DAW00238 - Development of lupin molecular markers tagging yield QTL genes and yield-related phenology traits
Project Start Date
30 June 2014
Project End Date
30 June 2019
Western Australian Agriculture Authority (WAAA)
Lupin is the most important grain legume in Australia for acid, well drained, light textured soils in southern Australia. They provide a viable break crop in Australian crop rotations by facilitating disease and weed control in cereal rotations as well as providing legume nitrogen inputs and on-farm stubble and seed for stock feed.
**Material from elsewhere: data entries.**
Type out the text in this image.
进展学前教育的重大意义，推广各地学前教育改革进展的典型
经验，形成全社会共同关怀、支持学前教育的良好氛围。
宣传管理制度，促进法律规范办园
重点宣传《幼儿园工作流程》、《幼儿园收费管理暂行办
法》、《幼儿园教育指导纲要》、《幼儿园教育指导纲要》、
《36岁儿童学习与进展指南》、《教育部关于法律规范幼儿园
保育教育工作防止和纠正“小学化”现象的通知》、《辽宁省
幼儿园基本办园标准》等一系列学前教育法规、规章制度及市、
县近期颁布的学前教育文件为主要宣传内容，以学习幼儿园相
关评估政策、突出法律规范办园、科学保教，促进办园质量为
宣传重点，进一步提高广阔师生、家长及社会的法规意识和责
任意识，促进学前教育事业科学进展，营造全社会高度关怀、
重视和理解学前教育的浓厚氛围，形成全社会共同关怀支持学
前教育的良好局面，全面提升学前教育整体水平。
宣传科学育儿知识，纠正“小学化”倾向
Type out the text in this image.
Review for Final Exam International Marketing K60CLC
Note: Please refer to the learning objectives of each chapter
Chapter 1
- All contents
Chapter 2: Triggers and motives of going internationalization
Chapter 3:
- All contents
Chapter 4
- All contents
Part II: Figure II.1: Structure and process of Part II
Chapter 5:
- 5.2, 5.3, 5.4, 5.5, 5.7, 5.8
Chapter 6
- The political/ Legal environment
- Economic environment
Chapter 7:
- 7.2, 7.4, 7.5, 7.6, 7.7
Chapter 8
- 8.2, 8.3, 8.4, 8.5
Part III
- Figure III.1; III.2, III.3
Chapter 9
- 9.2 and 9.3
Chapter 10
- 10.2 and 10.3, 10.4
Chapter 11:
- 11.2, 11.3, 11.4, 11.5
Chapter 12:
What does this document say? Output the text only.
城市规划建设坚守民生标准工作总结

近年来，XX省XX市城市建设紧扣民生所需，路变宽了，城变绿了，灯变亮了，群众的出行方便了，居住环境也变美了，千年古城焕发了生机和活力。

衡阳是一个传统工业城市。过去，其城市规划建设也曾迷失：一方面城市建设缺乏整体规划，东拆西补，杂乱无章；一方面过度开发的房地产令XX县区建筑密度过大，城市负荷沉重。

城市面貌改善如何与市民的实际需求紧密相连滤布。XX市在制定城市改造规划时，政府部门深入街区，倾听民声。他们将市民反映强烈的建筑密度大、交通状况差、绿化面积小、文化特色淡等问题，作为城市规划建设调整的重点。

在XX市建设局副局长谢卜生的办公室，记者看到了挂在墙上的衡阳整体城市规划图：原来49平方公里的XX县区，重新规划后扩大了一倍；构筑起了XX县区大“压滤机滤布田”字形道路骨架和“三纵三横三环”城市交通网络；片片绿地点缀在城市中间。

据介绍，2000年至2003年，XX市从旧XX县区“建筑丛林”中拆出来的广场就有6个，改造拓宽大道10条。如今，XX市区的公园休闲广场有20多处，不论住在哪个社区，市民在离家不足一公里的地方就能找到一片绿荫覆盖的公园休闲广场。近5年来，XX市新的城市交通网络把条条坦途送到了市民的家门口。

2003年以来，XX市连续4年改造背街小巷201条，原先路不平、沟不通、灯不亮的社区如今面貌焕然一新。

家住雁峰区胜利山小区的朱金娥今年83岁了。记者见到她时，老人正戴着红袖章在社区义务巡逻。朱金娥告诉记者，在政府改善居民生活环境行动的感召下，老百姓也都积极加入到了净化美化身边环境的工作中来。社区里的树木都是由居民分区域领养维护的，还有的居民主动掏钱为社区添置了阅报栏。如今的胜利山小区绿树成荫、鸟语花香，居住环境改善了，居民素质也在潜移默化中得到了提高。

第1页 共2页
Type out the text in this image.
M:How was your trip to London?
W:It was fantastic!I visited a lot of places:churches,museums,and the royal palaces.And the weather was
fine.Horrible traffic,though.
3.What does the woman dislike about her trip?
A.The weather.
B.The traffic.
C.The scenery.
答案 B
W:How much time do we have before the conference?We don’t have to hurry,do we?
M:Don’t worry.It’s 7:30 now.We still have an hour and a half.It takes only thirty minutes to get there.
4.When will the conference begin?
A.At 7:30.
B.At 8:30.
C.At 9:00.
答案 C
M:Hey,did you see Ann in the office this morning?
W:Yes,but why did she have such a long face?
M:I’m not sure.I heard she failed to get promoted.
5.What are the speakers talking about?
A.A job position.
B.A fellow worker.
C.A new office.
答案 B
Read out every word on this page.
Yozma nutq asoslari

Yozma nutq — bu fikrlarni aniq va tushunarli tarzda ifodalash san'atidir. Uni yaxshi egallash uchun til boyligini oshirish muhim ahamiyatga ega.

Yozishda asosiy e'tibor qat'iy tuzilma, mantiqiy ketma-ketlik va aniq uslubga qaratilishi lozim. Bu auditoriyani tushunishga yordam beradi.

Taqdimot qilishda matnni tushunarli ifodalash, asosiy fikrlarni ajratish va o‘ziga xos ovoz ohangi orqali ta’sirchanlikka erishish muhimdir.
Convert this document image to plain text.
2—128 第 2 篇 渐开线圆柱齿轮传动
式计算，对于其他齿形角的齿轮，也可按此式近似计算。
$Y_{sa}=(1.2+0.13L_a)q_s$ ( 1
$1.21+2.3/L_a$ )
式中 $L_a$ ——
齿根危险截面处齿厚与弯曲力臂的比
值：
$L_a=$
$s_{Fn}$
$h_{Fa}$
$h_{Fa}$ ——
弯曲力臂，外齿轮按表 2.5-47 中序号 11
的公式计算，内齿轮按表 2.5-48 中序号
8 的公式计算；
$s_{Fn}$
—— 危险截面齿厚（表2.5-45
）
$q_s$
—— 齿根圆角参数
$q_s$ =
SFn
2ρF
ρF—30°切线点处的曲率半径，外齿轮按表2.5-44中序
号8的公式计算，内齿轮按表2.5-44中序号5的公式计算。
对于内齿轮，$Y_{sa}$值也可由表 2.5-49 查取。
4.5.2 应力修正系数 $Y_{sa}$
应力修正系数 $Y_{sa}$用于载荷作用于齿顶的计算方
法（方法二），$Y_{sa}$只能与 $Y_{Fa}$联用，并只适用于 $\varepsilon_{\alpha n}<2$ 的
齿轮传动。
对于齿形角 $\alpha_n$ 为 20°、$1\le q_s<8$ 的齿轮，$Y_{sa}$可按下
Prices received for lupins over the past 10 years has averaged only $250/tonne. Crop input costs have been rising thus leading to lower profitability for lupin. Efforts to both increase the price in world commodity markets as well as increasing grain yield in lupins are needed to enhance the appeal of lupins as a profitable and sustainable crop option in farming systems. Yield improvements are required in both current and potential lupin growing regions across Australia. New yield-related genes are required to complement existing yield progress over 40 years of breeding since the first fully domesticated, early flowering cultivar in Australia was released in 1973. This project aims to increase breeding efficiency for higher yield by developing molecular markers for yield and yield-promoting traits in narrow-leafed lupin and additionally to provide new yield, phenology, plant vigour and drought tolerance related traits to the core lupin breeding program.